Dora’s two youngest daughters, Augusta and Amelia, known as Ta and Mely; they were thirteen and eight when their mother died. This drawing dates from the mid-1820s, before their marriages: Ta to a Scottish aristocrat, John Kennedy Erskine, in 1827, and Mely to Viscount Falkland – Byron’s godson four years later.
Lolly, who became Lord Adolphus FitzClarence, served in the navy and commanded Queen Victoria’s yacht, chose to be painted not as an officer but as a corsair, in a highly theatrical pose, by Henry Wyatt. He preserved his mother’s memory – and her letters – and always took a great inte
rest in the theatre.
When the artist Charles Leslie saw Mrs Jordan in 1813 he remarked, ‘Her face is still very line, no print that I ever saw of her is much like,’ and it is true that the scores of portraits that exist make her look confusingly different. Some have been wrongly ascribed; it must also be remembered that she was most often represented in theatrical roles, her appearance deliberately varied to suit them. This impression of her by George Romney, with its dark ambiguous gaze and half smile, is the more haunting because it shows her at ease, in an informal setting, and representing no one but herself the tribute of one genius to another. Probably dating from the mid-eighties, it was with a mass of unsold work at Romney’s death in 1802, and was disposed of years later, in 1834, by his son, the Revd John Ramsey, for £13. It then remained at Northwick Park until 1965, when it was sold again for 17,000 guineas.

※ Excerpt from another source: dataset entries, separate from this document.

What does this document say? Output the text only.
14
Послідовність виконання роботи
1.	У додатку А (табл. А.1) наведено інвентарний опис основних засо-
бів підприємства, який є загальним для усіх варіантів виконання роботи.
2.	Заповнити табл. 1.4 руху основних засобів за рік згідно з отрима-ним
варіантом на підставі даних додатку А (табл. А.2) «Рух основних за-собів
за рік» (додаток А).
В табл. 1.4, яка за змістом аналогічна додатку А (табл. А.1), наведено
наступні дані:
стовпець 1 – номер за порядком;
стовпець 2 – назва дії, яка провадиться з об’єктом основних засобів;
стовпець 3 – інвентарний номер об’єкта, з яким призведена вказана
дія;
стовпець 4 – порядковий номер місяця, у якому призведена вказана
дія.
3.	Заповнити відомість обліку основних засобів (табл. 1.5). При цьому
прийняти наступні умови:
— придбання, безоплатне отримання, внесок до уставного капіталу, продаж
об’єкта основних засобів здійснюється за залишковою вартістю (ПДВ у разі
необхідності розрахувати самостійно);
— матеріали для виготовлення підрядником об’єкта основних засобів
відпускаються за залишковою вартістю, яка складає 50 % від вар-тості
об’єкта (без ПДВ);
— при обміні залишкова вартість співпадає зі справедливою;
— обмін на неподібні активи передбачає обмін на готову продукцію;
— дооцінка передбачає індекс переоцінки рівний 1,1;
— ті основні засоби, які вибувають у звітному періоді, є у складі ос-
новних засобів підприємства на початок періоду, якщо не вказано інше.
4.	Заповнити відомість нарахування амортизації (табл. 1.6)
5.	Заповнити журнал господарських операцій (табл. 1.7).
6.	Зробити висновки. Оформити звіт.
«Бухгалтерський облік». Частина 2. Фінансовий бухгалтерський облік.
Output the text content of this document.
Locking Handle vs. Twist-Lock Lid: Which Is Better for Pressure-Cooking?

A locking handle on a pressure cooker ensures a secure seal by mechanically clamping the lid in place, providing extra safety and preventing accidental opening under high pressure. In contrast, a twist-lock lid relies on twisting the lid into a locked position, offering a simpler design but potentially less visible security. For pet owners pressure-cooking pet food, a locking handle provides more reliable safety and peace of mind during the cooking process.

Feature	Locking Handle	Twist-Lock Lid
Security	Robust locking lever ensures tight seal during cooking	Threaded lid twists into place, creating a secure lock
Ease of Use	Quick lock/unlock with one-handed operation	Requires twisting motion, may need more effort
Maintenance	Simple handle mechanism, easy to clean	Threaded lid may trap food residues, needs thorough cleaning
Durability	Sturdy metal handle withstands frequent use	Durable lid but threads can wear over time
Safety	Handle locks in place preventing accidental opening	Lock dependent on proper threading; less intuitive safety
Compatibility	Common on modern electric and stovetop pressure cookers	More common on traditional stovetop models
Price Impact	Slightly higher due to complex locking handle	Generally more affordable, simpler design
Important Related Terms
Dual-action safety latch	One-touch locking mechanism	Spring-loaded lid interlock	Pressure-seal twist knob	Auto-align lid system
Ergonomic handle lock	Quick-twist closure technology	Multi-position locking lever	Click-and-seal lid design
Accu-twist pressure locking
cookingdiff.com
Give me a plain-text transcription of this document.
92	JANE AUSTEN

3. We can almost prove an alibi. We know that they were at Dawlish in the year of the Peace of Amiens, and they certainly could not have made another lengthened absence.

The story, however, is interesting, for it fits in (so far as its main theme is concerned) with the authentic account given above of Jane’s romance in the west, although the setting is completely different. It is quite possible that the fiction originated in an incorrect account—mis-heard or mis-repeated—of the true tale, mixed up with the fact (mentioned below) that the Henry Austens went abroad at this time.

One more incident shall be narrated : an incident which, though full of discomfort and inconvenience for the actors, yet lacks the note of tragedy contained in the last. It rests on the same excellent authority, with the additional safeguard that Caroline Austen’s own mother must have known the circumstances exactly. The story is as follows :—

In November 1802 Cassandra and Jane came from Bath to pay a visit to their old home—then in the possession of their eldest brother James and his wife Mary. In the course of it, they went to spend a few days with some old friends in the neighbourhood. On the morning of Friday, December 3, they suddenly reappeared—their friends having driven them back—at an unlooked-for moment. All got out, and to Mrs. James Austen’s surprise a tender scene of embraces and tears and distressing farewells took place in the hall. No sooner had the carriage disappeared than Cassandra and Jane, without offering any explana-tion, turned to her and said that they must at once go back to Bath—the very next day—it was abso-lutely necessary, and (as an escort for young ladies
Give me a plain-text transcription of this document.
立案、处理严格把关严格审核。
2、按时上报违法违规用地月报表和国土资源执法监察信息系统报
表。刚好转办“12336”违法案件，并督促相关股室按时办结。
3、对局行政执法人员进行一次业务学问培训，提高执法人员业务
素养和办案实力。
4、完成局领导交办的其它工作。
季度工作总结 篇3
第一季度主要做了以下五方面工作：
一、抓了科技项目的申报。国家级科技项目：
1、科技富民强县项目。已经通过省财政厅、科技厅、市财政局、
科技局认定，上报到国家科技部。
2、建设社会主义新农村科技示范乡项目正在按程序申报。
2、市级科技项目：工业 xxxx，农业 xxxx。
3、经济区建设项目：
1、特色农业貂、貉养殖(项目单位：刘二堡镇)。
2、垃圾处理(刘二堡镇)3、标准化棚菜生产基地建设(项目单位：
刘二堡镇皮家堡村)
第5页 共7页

Dora Jordan, ‘so pleasant, so cordial, so natural, so full of spirits, so healthily constituted in mind and body, had such a shapely leg withal… and such a happy and happy-making expression of countenance’ – Leigh Hunt’s words are borne out by William Beechey’s portrait of Dora as Rosalind in her delightful yellow knee breeches. She first played the part in April 1787, when Beechey was building his career as a fashionable, and no doubt flattering, portraitist, and the picture probably dates from the late eighties. ‘The Rosalind of both art and nature; each supplies its treasures in her performance of the character, and renders it a perfect exhibition,’ wrote her fellow actress, Elizabeth Inchbald. She continued to play the part for twenty-seven years; in 1813 an American artist, seeing her for the first time, commented, ‘Her performance of Rosalind was, in my mind, perfect.’ This painting was used by Chantrey when working on his statue of her, according to Lord Melbourne, who told Queen Victoria that it was ‘done after the picture Beechey did of her when she was quite young and thin’.